Location: Marshall-Shadeland, Pittsburgh, PA
32,225 posts, read 74,215,677 times
Reputation: 18409
It's often said that a customer who has one bad experience with your company will tell many more about it, deterring friends and family from patronizing your establishment, and, conversely, that impressing a customer will lead to not only loyalty in their return visits, but also to potentially gaining a few new customers who hear about their positive experience and want to see if they'll have similar results (If they do, then the process is repeated again with them telling several others about the wonderful time they had!) As such, it does pay to "put the customer first" in retail. I suppose many of my co-workers and I are becoming increasingly bitter with Lowe's because we are continually being intentionally short-staffed to "reduce labor expenditures" while we see such obvious wastes of money as a shoddy recent repaving of our parking lot that is already ridden with potholes, and the repainting of our structure that looks identical to how it did previously!

I'm actually the "bottom of the bottom" in the company, a loader. I'm one of the grunts you see meandering throughout the parking lot, helping people load purchases, pushing carts into the building, etc. What angers me the most about this is that my job is crucial towards that whole "repeat business" scenario I mentioned in the last paragraph, as I'm the last Lowe's associate they'll encounter before heading home. If they're met with a smile, an offer for assistance, and a "Have a nice day/evening/Christmahannukwanzaakah", then that may go a long way towards erasing a negative experience they had inside the building. For example, I helped two customers today who truly boosted my self-esteem a bit---One said he was a regular Home Depot shopper, and he was never offered help loading his drywall before! To me, this made me feel great to know that I had impressed him, potentially leading him to pick Lowe's over our orange-clad competitors the next time. On the flip side, Home Depot should feel embarrassed to have allowed this customer of theirs to be neglected so many times. Another customer, a middle-aged woman, stopped me after I helped her to load her myriad of purchases to tell me she was calling the main store manager directly to tell him that my courtesy and patience in helping her today completely overshadowed the negligence she experienced inside the store. Now, if I were my manager, I'd immediately come out to tell my employee about the compliment in order to boost his/her morale (which he did not), and I'd check into the other departments mentioned to see what issues may have arisen at the time to have caused this woman to have such displeasure (which he did not). It's just becoming tiring being considered "worthless" basically just because I'm 19 and employed as a grunt when I see so much injustice being committed all around me by the avarice-crazed "higher-ups." Whenever I make a suggestion, it's fobbed off. Granted, I know I'm not going to be working for Lowe's forever (I have ambition to earn more than $9/hr someday!), but I do envision myself working with the public as a CPA. As such, it's important that I cultivate as much of a "client-focused" personality as I can now to "wow" that future prospective employer in Manhattan.
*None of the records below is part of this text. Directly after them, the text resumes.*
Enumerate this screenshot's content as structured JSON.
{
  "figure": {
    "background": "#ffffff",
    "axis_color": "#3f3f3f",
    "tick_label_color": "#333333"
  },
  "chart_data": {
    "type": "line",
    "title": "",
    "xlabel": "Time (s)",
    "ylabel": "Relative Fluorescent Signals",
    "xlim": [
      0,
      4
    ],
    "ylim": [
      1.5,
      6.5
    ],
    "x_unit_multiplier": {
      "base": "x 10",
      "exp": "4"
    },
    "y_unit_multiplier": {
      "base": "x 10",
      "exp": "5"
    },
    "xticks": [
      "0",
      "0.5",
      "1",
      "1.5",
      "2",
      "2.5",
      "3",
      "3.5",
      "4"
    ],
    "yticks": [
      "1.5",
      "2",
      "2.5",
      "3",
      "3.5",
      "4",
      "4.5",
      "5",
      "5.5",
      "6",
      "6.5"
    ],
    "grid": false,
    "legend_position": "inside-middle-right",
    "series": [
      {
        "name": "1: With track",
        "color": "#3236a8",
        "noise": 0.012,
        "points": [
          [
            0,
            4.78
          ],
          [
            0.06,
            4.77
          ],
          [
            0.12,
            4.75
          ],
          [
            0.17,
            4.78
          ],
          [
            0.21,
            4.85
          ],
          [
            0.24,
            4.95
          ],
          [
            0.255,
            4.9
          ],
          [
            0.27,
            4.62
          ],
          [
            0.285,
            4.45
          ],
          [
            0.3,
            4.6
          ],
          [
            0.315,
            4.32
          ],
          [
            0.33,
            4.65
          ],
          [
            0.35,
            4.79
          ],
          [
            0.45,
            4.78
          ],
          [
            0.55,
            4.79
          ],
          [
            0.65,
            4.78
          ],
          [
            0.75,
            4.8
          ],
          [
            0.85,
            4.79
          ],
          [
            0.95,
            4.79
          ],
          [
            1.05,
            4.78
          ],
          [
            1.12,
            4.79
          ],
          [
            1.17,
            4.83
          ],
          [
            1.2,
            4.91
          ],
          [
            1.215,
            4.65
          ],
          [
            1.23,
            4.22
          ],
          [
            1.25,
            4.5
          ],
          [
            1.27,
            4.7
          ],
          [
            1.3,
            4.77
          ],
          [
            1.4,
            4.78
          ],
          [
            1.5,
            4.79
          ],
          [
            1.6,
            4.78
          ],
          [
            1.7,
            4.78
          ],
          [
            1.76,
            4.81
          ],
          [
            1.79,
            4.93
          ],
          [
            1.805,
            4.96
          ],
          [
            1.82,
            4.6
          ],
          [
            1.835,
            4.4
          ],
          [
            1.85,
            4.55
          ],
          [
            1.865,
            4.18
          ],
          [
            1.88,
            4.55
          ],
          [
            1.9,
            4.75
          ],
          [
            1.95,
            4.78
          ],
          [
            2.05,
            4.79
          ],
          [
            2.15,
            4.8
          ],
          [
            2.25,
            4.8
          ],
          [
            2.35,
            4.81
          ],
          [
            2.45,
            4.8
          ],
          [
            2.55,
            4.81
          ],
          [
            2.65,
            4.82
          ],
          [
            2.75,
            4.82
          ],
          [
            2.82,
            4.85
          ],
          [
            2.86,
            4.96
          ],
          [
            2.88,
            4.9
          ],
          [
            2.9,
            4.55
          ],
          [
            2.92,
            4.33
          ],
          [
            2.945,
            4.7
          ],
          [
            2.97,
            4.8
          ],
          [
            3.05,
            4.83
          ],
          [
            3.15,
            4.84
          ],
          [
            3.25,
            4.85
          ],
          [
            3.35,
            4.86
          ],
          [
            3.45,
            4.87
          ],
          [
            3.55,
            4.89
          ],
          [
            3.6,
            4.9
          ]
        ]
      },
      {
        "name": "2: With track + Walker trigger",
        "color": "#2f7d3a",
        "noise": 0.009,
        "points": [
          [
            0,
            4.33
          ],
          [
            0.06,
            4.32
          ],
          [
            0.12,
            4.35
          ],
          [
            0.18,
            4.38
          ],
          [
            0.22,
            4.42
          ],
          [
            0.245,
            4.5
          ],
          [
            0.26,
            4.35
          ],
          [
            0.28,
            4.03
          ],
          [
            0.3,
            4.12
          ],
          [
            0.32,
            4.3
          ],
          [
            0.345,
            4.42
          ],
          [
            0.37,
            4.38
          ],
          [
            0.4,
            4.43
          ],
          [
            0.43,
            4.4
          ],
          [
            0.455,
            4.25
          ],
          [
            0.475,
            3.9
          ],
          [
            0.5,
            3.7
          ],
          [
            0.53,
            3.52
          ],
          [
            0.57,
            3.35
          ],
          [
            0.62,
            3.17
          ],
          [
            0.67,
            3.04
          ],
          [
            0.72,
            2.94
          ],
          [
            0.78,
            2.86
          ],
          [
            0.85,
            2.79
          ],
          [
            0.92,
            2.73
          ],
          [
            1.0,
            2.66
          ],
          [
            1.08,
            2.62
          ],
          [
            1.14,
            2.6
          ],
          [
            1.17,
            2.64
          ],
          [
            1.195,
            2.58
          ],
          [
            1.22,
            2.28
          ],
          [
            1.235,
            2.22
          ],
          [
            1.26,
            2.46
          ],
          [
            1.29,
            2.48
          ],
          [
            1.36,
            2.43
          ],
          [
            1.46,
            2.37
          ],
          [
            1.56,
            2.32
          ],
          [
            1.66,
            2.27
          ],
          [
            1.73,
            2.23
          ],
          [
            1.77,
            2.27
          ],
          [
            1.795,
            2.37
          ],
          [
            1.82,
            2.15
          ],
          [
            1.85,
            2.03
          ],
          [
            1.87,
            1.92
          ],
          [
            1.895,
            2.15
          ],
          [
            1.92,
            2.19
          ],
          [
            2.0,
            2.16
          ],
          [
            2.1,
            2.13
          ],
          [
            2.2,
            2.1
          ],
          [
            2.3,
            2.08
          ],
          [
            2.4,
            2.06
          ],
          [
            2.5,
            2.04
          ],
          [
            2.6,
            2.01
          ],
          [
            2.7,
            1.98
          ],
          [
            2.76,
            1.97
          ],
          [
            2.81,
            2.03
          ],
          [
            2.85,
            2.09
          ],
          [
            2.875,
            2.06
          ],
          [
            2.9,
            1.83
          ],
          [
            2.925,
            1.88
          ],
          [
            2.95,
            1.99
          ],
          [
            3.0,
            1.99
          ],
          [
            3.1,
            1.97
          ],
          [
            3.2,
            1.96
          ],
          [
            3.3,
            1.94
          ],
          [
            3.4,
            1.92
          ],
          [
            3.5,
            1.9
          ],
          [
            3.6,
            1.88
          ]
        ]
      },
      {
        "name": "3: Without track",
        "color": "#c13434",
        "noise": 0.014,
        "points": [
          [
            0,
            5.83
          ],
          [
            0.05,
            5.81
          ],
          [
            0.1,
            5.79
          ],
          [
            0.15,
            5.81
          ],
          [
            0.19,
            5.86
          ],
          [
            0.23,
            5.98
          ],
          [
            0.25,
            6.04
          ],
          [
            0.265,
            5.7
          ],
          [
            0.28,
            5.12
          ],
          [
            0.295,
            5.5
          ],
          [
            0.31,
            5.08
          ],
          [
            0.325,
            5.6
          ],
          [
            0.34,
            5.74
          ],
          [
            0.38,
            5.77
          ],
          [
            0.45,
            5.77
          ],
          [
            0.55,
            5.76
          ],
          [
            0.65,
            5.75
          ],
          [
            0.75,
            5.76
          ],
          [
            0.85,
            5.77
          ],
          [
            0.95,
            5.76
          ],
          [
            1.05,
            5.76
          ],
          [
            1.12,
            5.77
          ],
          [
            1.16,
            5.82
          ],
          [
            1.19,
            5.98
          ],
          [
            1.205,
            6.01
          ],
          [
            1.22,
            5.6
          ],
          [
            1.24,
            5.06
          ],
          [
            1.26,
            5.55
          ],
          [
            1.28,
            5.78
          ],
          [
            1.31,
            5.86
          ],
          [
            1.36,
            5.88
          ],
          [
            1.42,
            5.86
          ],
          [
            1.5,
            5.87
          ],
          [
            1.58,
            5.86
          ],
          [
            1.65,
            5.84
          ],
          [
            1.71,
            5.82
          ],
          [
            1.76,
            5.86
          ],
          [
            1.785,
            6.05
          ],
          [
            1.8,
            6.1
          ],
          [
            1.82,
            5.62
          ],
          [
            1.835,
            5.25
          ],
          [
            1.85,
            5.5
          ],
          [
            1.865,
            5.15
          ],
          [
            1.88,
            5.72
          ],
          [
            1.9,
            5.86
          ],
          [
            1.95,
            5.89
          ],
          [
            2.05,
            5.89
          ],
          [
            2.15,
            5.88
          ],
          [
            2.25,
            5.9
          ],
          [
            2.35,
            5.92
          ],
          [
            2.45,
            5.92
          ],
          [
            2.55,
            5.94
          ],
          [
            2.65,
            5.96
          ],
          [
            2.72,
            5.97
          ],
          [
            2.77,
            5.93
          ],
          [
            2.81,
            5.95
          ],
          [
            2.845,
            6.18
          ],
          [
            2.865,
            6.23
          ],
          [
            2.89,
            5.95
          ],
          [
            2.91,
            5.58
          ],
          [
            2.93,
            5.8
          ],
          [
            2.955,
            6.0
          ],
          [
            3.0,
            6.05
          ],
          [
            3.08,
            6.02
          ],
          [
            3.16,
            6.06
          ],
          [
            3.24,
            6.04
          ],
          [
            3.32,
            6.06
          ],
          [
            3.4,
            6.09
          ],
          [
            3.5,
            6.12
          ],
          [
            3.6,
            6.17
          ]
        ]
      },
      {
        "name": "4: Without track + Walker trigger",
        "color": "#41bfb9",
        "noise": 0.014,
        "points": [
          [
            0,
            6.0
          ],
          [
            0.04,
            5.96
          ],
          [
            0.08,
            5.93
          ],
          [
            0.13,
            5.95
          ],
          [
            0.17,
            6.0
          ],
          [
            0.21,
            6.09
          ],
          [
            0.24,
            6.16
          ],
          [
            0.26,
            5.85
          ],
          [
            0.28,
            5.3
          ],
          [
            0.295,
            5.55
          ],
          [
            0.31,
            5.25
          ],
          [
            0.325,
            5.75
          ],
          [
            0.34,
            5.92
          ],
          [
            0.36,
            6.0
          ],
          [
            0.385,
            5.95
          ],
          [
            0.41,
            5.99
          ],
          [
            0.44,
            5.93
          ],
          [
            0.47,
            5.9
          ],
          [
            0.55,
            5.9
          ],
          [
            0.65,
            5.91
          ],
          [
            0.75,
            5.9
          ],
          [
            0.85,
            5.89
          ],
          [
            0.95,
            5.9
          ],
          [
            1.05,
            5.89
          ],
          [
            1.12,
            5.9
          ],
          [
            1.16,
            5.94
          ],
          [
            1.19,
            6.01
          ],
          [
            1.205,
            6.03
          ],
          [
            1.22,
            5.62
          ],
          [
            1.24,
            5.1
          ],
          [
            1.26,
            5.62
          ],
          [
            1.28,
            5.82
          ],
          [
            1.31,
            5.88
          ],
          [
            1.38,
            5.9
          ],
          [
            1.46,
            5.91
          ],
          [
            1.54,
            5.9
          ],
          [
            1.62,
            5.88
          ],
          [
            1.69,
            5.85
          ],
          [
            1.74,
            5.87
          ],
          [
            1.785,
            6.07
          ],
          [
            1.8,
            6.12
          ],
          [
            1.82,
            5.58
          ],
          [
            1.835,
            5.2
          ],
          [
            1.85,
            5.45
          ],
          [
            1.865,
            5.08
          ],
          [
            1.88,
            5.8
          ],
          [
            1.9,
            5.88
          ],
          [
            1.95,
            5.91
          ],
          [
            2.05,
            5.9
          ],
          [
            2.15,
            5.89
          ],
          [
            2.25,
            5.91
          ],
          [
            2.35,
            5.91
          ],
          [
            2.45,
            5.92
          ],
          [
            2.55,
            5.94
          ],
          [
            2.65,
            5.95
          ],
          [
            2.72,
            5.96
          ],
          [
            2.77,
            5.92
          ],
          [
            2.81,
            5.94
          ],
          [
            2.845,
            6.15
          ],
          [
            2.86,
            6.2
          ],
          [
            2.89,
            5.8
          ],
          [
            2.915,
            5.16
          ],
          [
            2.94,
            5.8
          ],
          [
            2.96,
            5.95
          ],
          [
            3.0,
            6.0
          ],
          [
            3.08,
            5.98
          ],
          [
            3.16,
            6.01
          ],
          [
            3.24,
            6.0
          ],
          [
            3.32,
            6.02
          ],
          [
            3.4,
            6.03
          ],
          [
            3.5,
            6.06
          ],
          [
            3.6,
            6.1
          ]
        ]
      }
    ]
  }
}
Injustices are being committed daily in chain retail, and I think some of the more well-educated people in our nation are finally starting to notice this phenomenon of "greed." I'm noticing more and more people are starting to take me seriously when I decry the "big-boxes" (Including Lowe's) and promote "mom-and-pop" to them. Does Lowe's offer you the best price possible on your everyday home remodeling needs? Most of the time, yes. However, those low prices come at a cost---Understaffed departments + high turnover rates+ low wages = Discontent, unknowledgeable employees + long lines + aggravation. More people are beginning to realize that it's worth paying an extra $5 overall if it means that they can be treated as a living, breathing soul instead of a "target quota." I don't only mean to pick on Lowe's here---Home Depot is even worse in this respect! (At least in NEPA) Then you have Wal-Mart...which I don't even have time to start ranting about! LOL!